I'm working on an existing building in California. It's three stories with a basement. We are going to be doing tenant improvements on all three floors. There isn't any change in occupancy. Since you are allowed to go up or down one story to an accessible restroom, can we just upgrade the restrooms on the first and third floor but leave the second floor restrooms as is? I understand that we'd have to provide signage to the nearest accessible toilet facility. 

The main entrance faces a parking garage and is fully accessible. There is an accessible pathway from the public sidewalk (and bus stops) to this entrance. There is a secondary entrance/exit that faces the street but is not accessible. The ramp down to the entrance is too steep. As I understand the code, we don't have to make it accessible since 11B-202.4 requires only a primary entrance to the building or facility. There isn't any requirement that the primary entrance to face the street. We just have to provide signage providing direction to the nearest accessible entrance.
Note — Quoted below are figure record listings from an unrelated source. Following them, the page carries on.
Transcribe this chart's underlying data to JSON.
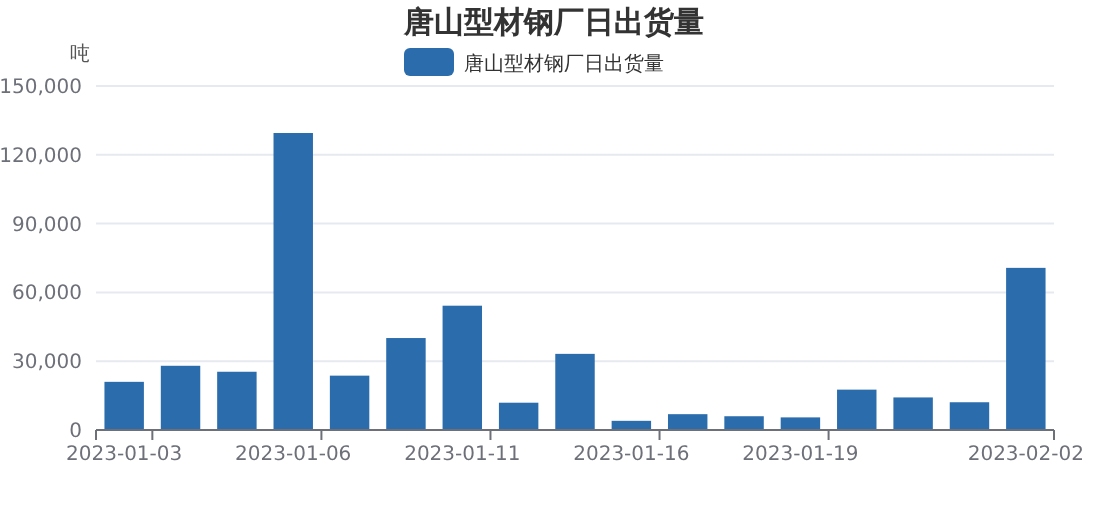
{
  "chart_data": {
    "type": "bar",
    "title": "唐山型材钢厂日出货量",
    "ylabel": "吨",
    "categories": [
      "2023-01-03",
      null,
      null,
      "2023-01-06",
      null,
      null,
      "2023-01-11",
      null,
      null,
      "2023-01-16",
      null,
      null,
      "2023-01-19",
      null,
      null,
      null,
      "2023-02-02"
    ],
    "series": [
      {
        "name": "唐山型材钢厂日出货量",
        "color": "#2b6cad",
        "values": [
          21000,
          28000,
          25400,
          129500,
          23700,
          40100,
          54200,
          11900,
          33200,
          4000,
          6900,
          6000,
          5500,
          17600,
          14200,
          12100,
          70700
        ]
      }
    ],
    "ylim": [
      0,
      150000
    ],
    "yticks": [
      {
        "value": 0,
        "label": "0"
      },
      {
        "value": 30000,
        "label": "30,000"
      },
      {
        "value": 60000,
        "label": "60,000"
      },
      {
        "value": 90000,
        "label": "90,000"
      },
      {
        "value": 120000,
        "label": "120,000"
      },
      {
        "value": 150000,
        "label": "150,000"
      }
    ],
    "grid": "y",
    "legend": "top"
  }
}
Is that correct?


----------



## steveray (Apr 10, 2019)

Sounds good, but the Cali guys will know better.....Don't forget that you need to spend at least the 20% towards accessible upgrades until you are 100% accessible....


----------



## ADAguy (Apr 10, 2019)

You are attempting to bypass "the spirit" of the ADA by using what is seen as a "minimum". 
Also, is door hardware throughout the building compliant?


----------



## MtnArch (Apr 10, 2019)

steveray said:


> Sounds good, but the Cali guys will know better.....Don't forget that you need to spend at least the 20% towards accessible upgrades until you are 100% accessible....


The 20% unreasonable hardship threshold as of January 2019 in California is $166,157.


----------



## JPohling (Apr 10, 2019)

Yes your TI construction costs will be far over the threshold so you are in it for 100% compliance.  Depending upon the jurisdiction you may be able to argue the one floor up or down issue.  How far is the travel distance to the accessible restrooms from the most remote spot.  The secondary non accessible entry should be allowed with no change in use as long as your primary entry is compliant.


----------



## mtlogcabin (Apr 10, 2019)

knelson said:


> can we just upgrade the restrooms on the first and third floor


----------



## mtlogcabin (Apr 10, 2019)

ADAguy said:


> You are attempting to bypass "the spirit" of the ADA by using what is seen as a "minimum".


 Designers can look at the "spirit" of a code but plans examiner and inspectors are limited to make sure the "minimum" be met.


----------



## steveray (Apr 10, 2019)

To ignore any of the bathrooms, you would have to meet one of the exceptions to have it non accessible as new  in 1109ish IBC...


----------



## mtlogcabin (Apr 10, 2019)

Relocate them to the upper and lower floors and add the fixtures to the remodeled restrooms.
Or if you do not need the second floor fixture count just remove them.


----------